An emerging concern in nursing homes is malnutrition, and a recent report describes the role of oral health professionals in enhancing the effects of nutritional interventions [31]. Oral functional training for the maintenance and improvement of feeding function enhances nutrition among patients on a high-calorie or high-protein diet. Thus, synergy between medical, dental and nursing professionals would help to prevent important medical complications with a simple improvement in the oral hygiene programmes in long-term-care facilities and nursing homes.

Conclusion

This brief review has given some examples to highlight the importance of collaboration between the medical and dental professions in order to improve both oral and systemic health. Other examples of medical conditions that would benefit from such a collaboration include human immunodeficiency virus infection and AIDS, diabetes, rheumatoid arthritis, Sjögren's syndrome and the status after organ transplantation.

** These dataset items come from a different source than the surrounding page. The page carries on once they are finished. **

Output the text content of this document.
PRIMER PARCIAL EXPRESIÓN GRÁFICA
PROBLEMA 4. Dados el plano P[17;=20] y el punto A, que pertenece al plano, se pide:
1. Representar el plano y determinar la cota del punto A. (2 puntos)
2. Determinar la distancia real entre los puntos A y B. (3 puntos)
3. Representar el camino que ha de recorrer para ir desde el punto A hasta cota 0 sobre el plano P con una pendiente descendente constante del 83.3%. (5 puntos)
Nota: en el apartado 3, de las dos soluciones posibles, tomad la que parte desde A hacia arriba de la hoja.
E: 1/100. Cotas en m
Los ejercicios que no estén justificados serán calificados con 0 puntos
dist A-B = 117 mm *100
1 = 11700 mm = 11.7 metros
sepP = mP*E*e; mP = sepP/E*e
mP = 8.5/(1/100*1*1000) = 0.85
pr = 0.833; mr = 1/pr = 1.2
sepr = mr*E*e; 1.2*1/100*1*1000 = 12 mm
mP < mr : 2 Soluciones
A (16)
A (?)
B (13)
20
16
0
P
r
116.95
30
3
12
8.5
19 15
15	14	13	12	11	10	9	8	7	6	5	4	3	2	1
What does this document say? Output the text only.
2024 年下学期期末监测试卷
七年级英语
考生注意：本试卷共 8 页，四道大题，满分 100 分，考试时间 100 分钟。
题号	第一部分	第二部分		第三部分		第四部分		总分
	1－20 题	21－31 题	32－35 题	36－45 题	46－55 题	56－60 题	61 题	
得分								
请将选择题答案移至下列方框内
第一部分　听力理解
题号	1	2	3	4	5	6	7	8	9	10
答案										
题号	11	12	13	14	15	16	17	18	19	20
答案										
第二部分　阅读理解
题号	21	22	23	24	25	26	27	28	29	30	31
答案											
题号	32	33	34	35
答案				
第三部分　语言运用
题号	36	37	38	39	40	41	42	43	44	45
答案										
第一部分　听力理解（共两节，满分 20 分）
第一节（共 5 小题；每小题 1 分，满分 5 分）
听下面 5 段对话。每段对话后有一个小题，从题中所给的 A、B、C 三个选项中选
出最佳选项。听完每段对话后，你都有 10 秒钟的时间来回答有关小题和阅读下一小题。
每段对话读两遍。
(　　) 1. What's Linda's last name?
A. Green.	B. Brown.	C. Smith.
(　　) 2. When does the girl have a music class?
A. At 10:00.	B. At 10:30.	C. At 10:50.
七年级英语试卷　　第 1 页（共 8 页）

Ongoing review of the curricula of medical and dental schools should lead to better integration of the professions. Medical, dental and nursing students should have the opportunity to integrate as part of their training [32]. This need has already been recognised in some US and European medical schools, with the introduction of oral health curricula in undergraduate medical training [33]. Another need is the development of a strong specialty in oral medicine that would educate a professional capable of serving as a partner to physicians [34]. Such partnerships will contribute to the optimal management of patients who are ill as a result of the emerging relationship between systemic and oral conditions [33]. The outcomes of these collaborations include decreased morbidity and mortality, and improved quality of life for ageing populations around the world [31]. Education, highlighting the importance of communications between healthcare professionals, will lead to better treatment options and enhance the level of care [35].